Nürnberger Trichter
Es gilt als fast vergessen, was vor Jahren noch Karikaturisten zur Darstellung eines Schülers, dem oben am Kopf ein Trichter angebracht ist, anregte, durch den das Wissen quasi hineingeschüttet werden kann, also das, was PISA sich erträumte. Dieser Nürnberger Trichter ist nun schon fast 400 Jahre alt und ist in den allgemeinen Sprachschatz als „Eintrichtern“ eingegangen.
Das war kurz vor dem Ende des Dreißigjährigen Krieges, als sich in Nürnberg ein sog. Blumenorden gegründet hatte, eine Vereinigung von Dichtern, deren prominentester Vertreter Georg Philipp Harsdörffer war. Da Nürnberg an der Pegnitz gelegen ist, haben sie sich auch als Pegnesier bezeichnet, was sich fast schon so anhört wie Pekinesen.
Harsdörffer hatte mehrere populäre Schriften verfasst, in denen er sich insbesondere an die braven Frawenzimmer gewendet hat, mit seinen „Gespräch–spielen“. 1647 brachte er ein Buch heraus, den „Poetischen Trichter“, womit die gesamte Poeterey in wenigen Stunden einzugießen sei. Das war also ein durchaus ehrenwertes Unterfan–gen, die Leute zum Schreiben zu bringen.

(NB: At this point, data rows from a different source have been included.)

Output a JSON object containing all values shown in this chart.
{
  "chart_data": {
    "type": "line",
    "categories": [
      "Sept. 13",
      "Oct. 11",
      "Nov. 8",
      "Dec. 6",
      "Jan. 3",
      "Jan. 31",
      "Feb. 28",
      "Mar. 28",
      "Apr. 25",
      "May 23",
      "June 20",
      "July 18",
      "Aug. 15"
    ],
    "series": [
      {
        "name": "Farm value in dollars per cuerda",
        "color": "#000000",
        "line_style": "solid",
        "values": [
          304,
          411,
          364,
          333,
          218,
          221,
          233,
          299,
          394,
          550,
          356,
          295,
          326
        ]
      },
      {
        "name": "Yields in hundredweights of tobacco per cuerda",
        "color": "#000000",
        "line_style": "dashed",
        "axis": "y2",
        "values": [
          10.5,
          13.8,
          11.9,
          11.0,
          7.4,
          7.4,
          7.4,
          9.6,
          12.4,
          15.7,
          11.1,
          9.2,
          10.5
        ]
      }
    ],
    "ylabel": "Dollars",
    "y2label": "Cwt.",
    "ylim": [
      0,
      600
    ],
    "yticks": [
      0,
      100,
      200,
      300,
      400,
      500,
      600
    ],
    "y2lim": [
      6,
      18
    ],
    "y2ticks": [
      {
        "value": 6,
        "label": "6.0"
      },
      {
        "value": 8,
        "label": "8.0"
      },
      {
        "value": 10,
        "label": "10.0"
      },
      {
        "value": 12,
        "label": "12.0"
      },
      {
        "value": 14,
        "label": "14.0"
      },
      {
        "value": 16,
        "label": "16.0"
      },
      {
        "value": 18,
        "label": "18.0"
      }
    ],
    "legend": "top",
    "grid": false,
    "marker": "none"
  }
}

Auch wenn das Trichterbild nicht mehr so gegenwärtig ist, hat die heutige Verfahrensweise immer noch viel davon. So gestand mir ein Schüler vorige Woche, dass man sich immer nur für Tests derart zuschütten lasse und dabei selbst mitwirkt, um es dann alles nach 14 Tagen wieder vergessen zu haben. Mit Intelligenz habe das wenig zu tun und mancher Abgänger der zehnten Klasse sei fähiger als die meisten Abiturienten.
Was wohl mehr Not tun würde, als sich Sachen perfekt einzubimsen, ist das Herangehen an Schwierigkeiten, die sehr oft rein praktischer Natur sind, auch wenn sie im Wissenschaftsgebiet angesiedelt sind. Dass da kaum einer anbeißt, ist bedenklicher als Wissenslücken.